恋するオオカミ〜不器用だけと一途なんだよ!


入学してから3週間が過ぎた。
もうすぐゴールデンウィークだ。

料理研究会の活動も順調で週に2回。

まゆりと楽しく活動してるし、他にも友達もできた。
料理研究会だからといって料理好きばっかがきてるわけでもなく…
上手くなりたいって女子たちもいたりする。

実際、発足当初はそれが目的だったらしい。

「白波瀬さんはウチにとっては貴重なのよ。どんどん教えてあげて。みんなそれを望んでるんだから。

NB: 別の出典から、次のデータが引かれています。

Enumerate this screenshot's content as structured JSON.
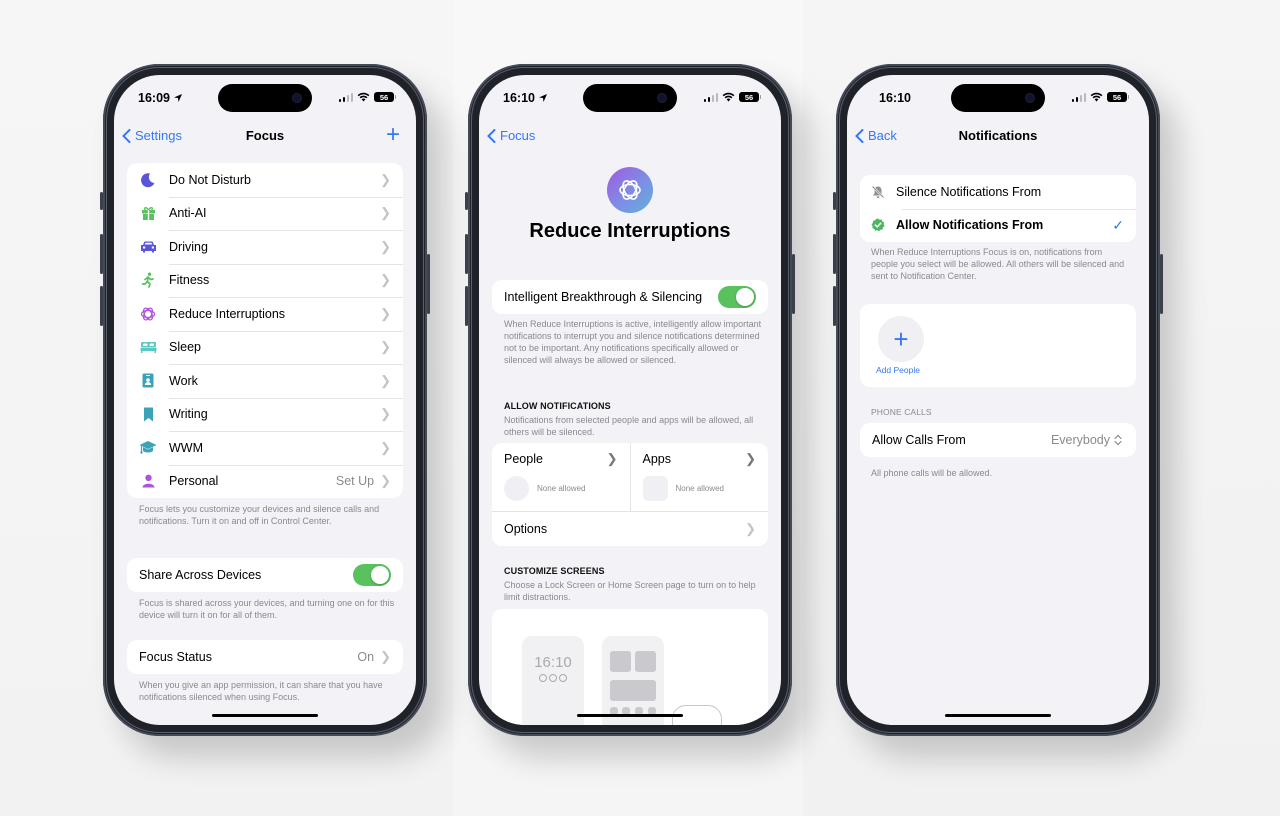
{
  "phones": [
    {
      "status": {
        "time": "16:09",
        "location_icon": "location-arrow-icon",
        "battery": "56"
      },
      "nav": {
        "back_label": "Settings",
        "title": "Focus",
        "add_icon": "plus-icon"
      },
      "focus_modes": [
        {
          "label": "Do Not Disturb",
          "icon": "moon-icon",
          "color": "#5856d6",
          "value": ""
        },
        {
          "label": "Anti-AI",
          "icon": "gift-icon",
          "color": "#5ac15f",
          "value": ""
        },
        {
          "label": "Driving",
          "icon": "car-icon",
          "color": "#5856d6",
          "value": ""
        },
        {
          "label": "Fitness",
          "icon": "running-icon",
          "color": "#5ac15f",
          "value": ""
        },
        {
          "label": "Reduce Interruptions",
          "icon": "interruptions-icon",
          "color": "#af52de",
          "value": ""
        },
        {
          "label": "Sleep",
          "icon": "bed-icon",
          "color": "#5ac8c0",
          "value": ""
        },
        {
          "label": "Work",
          "icon": "id-badge-icon",
          "color": "#3ba3b8",
          "value": ""
        },
        {
          "label": "Writing",
          "icon": "bookmark-icon",
          "color": "#3ba3b8",
          "value": ""
        },
        {
          "label": "WWM",
          "icon": "graduation-cap-icon",
          "color": "#3ba3b8",
          "value": ""
        },
        {
          "label": "Personal",
          "icon": "person-icon",
          "color": "#af52de",
          "value": "Set Up"
        }
      ],
      "focus_footer": "Focus lets you customize your devices and silence calls and notifications. Turn it on and off in Control Center.",
      "share": {
        "label": "Share Across Devices",
        "enabled": true,
        "footer": "Focus is shared across your devices, and turning one on for this device will turn it on for all of them."
      },
      "focus_status": {
        "label": "Focus Status",
        "value": "On",
        "footer": "When you give an app permission, it can share that you have notifications silenced when using Focus."
      }
    },
    {
      "status": {
        "time": "16:10",
        "location_icon": "location-arrow-icon",
        "battery": "56"
      },
      "nav": {
        "back_label": "Focus"
      },
      "hero": {
        "title": "Reduce Interruptions",
        "icon": "interruptions-icon"
      },
      "breakthrough": {
        "label": "Intelligent Breakthrough & Silencing",
        "enabled": true,
        "footer": "When Reduce Interruptions is active, intelligently allow important notifications to interrupt you and silence notifications determined not to be important. Any notifications specifically allowed or silenced will always be allowed or silenced."
      },
      "allow_notifications": {
        "header": "ALLOW NOTIFICATIONS",
        "subheader": "Notifications from selected people and apps will be allowed, all others will be silenced.",
        "people": {
          "label": "People",
          "value": "None allowed"
        },
        "apps": {
          "label": "Apps",
          "value": "None allowed"
        },
        "options_label": "Options"
      },
      "customize_screens": {
        "header": "CUSTOMIZE SCREENS",
        "subheader": "Choose a Lock Screen or Home Screen page to turn on to help limit distractions.",
        "lock_screen_time": "16:10"
      }
    },
    {
      "status": {
        "time": "16:10",
        "battery": "56"
      },
      "nav": {
        "back_label": "Back",
        "title": "Notifications"
      },
      "mode_options": [
        {
          "label": "Silence Notifications From",
          "icon": "bell-slash-icon",
          "selected": false
        },
        {
          "label": "Allow Notifications From",
          "icon": "checkmark-seal-icon",
          "selected": true
        }
      ],
      "mode_footer": "When Reduce Interruptions Focus is on, notifications from people you select will be allowed. All others will be silenced and sent to Notification Center.",
      "add_people_label": "Add People",
      "phone_calls": {
        "header": "PHONE CALLS",
        "label": "Allow Calls From",
        "value": "Everybody",
        "footer": "All phone calls will be allowed."
      }
    }
  ],
  "colors": {
    "accent": "#3478f6",
    "toggle_on": "#5ac15f",
    "grouped_bg": "#f2f2f7"
  }
}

」

顧問の深雪先生にはそんなこと言われて、自信もでてきたりしてるわたし…。

今日は唐揚げ。
オーソドックスなのと、塩と、ガーリックとを作る。

当然…碧斗は鶏肉好きだから、唐揚げも大好物。
よろこぶだろうなーと思いながら、楽しく揚げる。

「ねぇ。杏ちゃん。これくらい?」

だいたい2人人組でつくるんだけど、今日一緒にやってるのは料理未経験者の山瀬(やませ)ナミ。
クラスは11組で、違うけどここで仲良くなった。

お母さんがなんでもできる人で、ナミに何もやらせないからと入部してきたのだ。